Similarly, the data overwhelmingly shows that Pakistan’s captain, Sarfaraz Ahmed, should bat at 4, and not in the final overs; he did both today. Playing part-timers against the world’s best batting lineup at the world’s most batting friendly ground — as Pakistan did on Monday — had led them to concede a world record score not so long back.
Yet, Pakistan still got all of the above decisions ‘wrong’. And if that wasn’t enough, the team seemed to be dropping catches for fun. While England also had an uncharacteristically poor day in the field, advanced analytics from Cricviz showed that despite the drops, their overall efforts gained them an extra 20 runs while Pakistan’s fielding cost them 18 runs.
Still, somehow, every single thing worked out for Pakistan. In the face of all the numbers, data, logic or the lack thereof, Pakistan’s team just seemed to laugh and walk through to the other side. Had they played this match another 99 times, it is highly liked this England team, the strongest ODI side in the world, would have won. But somehow, on Monday, Pakistan came out the winners.
How?
This isn’t, after all, the first time. As Fernando’s words made clear, this has become Pakistan’s label: the team that defies odds, quite literally, time and again, rising from nowhere to grab all the glory. There are many teams that have their ups and downs, whose performances ebb and flow, but the one thing that sets Pakistan cricket apart is that the up and the down are never far apart. Despite winning a global cricket tournament in each of the last three decades, the team has never really had a spell of sustained dominance at any point. And while there are many teams that defy odds regularly, there are none that yo-yo so regularly, so predictably and so consistently from one day to the next.
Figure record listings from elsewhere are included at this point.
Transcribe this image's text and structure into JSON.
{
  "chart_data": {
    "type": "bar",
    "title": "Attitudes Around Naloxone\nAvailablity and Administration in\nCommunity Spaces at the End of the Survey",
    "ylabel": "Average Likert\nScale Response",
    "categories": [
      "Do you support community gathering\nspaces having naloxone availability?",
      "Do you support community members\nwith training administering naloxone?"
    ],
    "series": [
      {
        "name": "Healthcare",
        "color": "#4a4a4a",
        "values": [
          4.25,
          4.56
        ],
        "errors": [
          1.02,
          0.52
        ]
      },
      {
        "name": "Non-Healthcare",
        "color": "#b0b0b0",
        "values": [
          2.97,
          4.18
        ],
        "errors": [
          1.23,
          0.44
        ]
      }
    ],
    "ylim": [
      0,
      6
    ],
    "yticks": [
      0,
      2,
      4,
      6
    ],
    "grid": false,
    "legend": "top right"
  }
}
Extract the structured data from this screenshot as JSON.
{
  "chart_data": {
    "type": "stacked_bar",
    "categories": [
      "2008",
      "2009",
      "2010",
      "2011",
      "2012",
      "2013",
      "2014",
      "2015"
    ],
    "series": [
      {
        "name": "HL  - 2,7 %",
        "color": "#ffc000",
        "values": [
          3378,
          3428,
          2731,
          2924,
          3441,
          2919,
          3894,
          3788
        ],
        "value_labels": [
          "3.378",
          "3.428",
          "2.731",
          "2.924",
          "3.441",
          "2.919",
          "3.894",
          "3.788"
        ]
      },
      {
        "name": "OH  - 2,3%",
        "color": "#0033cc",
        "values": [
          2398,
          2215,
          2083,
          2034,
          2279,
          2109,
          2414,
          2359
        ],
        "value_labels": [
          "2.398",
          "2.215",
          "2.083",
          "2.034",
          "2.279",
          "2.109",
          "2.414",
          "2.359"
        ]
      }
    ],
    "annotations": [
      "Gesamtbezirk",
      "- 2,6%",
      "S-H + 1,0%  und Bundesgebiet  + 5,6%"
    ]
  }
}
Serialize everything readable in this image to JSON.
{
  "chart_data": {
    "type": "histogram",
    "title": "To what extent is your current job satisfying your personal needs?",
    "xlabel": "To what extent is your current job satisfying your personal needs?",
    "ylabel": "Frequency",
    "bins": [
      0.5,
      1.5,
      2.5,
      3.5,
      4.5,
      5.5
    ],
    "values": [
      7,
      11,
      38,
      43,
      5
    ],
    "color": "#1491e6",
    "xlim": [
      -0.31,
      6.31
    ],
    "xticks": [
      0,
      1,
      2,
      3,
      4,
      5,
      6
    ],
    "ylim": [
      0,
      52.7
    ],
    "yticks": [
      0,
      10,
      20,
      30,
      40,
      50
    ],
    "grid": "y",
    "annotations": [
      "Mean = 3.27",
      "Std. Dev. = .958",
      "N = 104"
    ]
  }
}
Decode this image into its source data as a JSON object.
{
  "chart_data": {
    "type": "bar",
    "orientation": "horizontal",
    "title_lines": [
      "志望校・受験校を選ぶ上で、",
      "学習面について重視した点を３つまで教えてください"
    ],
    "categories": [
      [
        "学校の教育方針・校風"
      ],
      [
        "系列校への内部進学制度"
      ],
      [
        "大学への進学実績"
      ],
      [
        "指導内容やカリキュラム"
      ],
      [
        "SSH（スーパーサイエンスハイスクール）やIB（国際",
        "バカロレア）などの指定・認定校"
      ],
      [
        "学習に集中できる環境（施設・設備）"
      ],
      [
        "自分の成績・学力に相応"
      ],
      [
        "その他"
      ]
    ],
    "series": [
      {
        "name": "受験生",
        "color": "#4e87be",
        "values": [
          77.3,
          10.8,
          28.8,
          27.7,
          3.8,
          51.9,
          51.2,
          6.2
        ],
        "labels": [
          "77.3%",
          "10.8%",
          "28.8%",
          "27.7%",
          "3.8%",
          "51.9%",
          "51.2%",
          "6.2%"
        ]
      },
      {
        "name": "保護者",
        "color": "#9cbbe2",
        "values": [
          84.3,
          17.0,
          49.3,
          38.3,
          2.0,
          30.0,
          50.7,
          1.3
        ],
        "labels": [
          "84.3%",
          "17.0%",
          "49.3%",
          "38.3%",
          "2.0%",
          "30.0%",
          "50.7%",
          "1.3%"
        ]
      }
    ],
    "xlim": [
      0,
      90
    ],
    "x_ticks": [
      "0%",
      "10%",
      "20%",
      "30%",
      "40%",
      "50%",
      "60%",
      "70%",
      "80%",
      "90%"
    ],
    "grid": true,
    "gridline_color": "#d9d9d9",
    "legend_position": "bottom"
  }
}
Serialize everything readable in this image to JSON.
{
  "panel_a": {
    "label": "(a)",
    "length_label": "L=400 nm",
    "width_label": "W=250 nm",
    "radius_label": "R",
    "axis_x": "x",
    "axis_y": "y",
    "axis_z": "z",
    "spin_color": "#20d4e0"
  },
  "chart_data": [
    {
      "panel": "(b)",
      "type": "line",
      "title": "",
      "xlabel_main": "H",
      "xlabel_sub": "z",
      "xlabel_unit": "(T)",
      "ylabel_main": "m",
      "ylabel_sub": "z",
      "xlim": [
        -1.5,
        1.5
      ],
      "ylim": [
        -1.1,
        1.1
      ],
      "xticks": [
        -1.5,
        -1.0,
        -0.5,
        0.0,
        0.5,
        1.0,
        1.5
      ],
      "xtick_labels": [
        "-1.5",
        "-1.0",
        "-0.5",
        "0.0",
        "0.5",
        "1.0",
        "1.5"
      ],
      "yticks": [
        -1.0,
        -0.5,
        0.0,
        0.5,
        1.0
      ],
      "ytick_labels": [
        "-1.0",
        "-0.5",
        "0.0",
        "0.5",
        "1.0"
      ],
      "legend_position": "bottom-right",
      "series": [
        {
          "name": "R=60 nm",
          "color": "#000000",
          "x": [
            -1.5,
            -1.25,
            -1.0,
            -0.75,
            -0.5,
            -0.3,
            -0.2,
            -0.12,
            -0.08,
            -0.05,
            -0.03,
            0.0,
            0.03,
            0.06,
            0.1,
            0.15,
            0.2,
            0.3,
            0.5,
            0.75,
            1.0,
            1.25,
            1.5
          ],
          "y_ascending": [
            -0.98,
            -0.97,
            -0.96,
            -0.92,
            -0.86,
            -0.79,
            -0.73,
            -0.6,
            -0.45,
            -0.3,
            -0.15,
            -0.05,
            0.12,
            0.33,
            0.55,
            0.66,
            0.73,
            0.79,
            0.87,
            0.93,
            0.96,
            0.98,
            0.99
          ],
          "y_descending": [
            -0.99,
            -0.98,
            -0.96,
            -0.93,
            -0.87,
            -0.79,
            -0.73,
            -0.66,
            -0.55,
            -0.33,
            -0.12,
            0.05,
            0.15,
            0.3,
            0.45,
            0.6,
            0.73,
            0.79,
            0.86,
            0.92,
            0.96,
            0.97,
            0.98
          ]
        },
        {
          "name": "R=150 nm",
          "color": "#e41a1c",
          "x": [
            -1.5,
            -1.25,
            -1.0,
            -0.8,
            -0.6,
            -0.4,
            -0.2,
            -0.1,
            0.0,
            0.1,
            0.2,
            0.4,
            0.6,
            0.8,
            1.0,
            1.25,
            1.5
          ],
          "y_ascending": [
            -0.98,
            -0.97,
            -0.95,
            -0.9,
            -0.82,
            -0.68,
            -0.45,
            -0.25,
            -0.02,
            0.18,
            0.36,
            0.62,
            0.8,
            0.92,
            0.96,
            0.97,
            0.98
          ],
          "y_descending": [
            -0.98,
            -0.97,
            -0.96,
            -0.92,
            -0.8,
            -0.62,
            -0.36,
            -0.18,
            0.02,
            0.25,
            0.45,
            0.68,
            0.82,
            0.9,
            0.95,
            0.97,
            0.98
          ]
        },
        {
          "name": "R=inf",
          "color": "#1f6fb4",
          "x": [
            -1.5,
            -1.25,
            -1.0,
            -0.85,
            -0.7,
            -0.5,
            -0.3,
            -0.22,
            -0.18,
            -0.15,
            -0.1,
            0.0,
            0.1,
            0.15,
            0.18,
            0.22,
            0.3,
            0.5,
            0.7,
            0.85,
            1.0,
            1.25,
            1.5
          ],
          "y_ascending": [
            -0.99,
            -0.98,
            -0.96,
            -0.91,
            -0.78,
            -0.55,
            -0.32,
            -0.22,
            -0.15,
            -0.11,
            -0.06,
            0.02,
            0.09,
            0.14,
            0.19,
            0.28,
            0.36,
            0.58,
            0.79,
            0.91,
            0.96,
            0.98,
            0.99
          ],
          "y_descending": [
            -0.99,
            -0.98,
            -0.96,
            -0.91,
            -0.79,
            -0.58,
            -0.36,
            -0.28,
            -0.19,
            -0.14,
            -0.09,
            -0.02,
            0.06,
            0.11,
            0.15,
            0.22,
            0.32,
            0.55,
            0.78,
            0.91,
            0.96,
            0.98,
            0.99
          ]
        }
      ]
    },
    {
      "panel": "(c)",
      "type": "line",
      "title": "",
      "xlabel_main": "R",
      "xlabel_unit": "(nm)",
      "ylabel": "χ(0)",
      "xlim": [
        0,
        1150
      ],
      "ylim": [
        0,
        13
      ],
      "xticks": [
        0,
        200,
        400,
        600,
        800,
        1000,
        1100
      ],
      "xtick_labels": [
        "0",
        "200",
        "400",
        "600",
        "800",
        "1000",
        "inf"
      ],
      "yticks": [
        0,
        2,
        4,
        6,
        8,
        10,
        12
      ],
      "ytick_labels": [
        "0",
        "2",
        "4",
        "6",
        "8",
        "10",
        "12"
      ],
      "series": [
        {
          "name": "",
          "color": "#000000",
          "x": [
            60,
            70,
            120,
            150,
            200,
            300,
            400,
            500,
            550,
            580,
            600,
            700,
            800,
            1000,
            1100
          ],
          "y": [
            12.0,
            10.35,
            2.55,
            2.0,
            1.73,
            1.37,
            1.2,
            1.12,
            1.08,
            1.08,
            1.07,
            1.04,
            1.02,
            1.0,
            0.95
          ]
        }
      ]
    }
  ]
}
It was in the aftermath of this win that I was reminded of the matter/antimatter symmetry problem — a fancy of way of saying that as far as we understand it, the universe shouldn’t exist. As per the European Organization for Nuclear Research, known as CERN, “during the first fractions of a second of the Big Bang, the hot and dense universe was buzzing with particle-antiparticle pairs. If matter and antimatter are created and destroyed together, it seems that the universe should contain nothing but leftover energy. Nevertheless, a tiny portion of matter – about one particle per billion – managed to survive.”
That statistically improbable particle has created all of the universe and time, created everything we know — created you and me. That particle was created in a moment that should likely have never happened — yet it did.
Pakistan beating England in Monday’s match was a moment that also likely should never have happened — yet it did.
“Don’t worry about England — they’ll be fine. Probably,” the Guardian wrote on its live blog of Monday’s match. “Today, however, is not about them; it’s about the most exhilarating team in the history of sport. Pakistan Zindabad!”